# Dad's work



## WillemJM (Aug 18, 2011)

Halfway through one project, starting to plan the next, stealing some ideas from my Dad's work when he was still alive. Tough act to follow. The legs are from the table in the first picture.

Style was Cape Dutch, a unique neoclasical break-away from Colonial styles in the 18th century, with Dutch, French, English and Geman influences from settlers in the Cape, South Africa.


----------



## dseevers (Mar 24, 2011)

That is incredible.


----------



## firemedic (Dec 26, 2010)

Wow, your father was quite talented! Very impressive shoes to fill!

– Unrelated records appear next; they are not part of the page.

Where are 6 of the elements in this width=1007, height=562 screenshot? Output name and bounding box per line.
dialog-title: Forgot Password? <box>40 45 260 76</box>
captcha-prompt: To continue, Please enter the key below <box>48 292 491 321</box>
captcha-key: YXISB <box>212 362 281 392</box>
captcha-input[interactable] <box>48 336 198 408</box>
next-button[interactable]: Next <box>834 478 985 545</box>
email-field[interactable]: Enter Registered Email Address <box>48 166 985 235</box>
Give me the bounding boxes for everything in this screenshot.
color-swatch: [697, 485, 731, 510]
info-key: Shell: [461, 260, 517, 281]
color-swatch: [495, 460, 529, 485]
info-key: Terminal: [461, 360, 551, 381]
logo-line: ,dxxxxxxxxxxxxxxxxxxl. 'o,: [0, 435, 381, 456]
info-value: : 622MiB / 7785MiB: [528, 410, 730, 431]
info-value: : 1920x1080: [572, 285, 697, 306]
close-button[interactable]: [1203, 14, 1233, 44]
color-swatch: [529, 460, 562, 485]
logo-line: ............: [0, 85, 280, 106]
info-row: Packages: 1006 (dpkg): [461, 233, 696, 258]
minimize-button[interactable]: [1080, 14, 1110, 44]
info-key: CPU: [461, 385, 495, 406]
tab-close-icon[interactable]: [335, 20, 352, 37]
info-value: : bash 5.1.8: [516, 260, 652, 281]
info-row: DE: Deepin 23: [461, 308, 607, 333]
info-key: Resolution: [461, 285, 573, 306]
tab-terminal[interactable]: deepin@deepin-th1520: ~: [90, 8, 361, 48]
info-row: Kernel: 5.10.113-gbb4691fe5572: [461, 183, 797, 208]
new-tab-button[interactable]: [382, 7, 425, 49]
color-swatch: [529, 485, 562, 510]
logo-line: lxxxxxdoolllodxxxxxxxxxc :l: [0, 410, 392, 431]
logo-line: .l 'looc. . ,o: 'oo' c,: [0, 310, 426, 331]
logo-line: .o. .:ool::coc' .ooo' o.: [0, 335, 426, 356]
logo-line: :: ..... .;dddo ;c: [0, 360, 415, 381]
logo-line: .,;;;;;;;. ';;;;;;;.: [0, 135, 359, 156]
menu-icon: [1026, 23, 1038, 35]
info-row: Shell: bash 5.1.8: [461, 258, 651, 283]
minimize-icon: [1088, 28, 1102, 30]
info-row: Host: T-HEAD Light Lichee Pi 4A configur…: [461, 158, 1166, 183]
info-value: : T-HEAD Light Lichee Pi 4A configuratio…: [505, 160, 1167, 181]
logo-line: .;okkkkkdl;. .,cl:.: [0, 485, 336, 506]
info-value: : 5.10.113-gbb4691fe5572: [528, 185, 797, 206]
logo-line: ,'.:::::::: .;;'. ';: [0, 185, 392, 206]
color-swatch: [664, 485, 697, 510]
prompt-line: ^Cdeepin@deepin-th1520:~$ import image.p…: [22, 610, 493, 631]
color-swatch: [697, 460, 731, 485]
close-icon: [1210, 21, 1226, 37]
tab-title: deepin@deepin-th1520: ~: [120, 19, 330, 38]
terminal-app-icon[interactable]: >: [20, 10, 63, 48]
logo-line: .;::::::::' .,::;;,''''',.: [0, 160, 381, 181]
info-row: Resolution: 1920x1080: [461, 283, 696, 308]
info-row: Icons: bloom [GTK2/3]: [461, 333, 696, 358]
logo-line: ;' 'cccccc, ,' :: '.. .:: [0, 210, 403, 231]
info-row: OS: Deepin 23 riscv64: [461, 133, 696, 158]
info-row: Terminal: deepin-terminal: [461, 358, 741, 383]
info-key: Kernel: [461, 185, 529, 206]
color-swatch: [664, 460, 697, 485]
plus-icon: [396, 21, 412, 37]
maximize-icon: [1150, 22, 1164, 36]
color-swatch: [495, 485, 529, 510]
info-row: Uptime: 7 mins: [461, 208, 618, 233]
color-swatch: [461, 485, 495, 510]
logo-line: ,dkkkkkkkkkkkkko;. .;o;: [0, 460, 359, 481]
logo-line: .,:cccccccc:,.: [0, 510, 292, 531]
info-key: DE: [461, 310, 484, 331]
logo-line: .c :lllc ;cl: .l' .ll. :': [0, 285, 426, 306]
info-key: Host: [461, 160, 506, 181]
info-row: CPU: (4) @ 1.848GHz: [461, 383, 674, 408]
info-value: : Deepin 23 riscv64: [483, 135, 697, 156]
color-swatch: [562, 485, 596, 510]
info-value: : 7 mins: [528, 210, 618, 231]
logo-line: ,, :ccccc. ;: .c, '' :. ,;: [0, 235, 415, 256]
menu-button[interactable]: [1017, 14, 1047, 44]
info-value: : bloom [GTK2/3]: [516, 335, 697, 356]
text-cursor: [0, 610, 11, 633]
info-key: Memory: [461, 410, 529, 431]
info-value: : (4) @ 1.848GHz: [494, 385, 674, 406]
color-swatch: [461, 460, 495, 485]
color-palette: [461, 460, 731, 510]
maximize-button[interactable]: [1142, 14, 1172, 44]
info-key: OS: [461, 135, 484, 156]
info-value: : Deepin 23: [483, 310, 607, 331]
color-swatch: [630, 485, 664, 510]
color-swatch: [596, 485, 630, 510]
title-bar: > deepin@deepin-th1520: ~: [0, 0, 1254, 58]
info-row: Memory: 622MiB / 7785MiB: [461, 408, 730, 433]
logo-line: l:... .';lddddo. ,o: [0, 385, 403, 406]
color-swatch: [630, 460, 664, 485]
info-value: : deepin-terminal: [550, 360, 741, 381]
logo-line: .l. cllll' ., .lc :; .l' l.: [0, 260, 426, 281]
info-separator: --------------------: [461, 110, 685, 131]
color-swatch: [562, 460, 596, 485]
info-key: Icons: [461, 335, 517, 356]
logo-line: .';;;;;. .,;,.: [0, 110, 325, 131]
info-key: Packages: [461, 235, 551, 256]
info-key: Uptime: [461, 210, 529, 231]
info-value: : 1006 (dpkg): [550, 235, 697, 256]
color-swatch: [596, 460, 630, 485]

~tom "Ignorance is not a lack of intelligence - it's a lack of know-how"


----------



## paulrtools (Jan 6, 2012)

Oh my gosh!!! So I don't feel inadequate please tell me he was a furniture maker by trade and this was not his hobby.


----------



## Kenbo (Sep 16, 2008)

Um...............Wow. That's just gorgeous.


----------



## haugerm (Nov 19, 2009)

Holy crap! That's just brilliant.
--Matt


----------



## boxerman (Oct 11, 2011)

Very beautifully done.


----------



## MastersHand (Nov 28, 2010)

Gorgeous Work. Learn all you can from him. A True Master Craftsman


----------



## brown down (Mar 2, 2010)

WOW:thumbsup:


----------



## ntrusty (Feb 21, 2012)

Oh my... thats the kind of work you see in an auction house from 300 years ago and from the Old Country.


----------



## Lola Ranch (Mar 22, 2010)

Stunning, brilliant, a mega-talent. I'd love to see more of his work!

Bret


----------



## wmc1965 (Dec 11, 2011)

incredible!!!!! I love the pieces, more pics if there are any to share please!! :thumbsup::thumbsup:


----------



## busterswoodshop (Mar 5, 2012)

That is very nice work. Incredible.


----------



## mike1950 (Aug 29, 2010)

Wow those piece take your breath away. I agree with above post-are there more pics. :thumbsup::thumbsup:


----------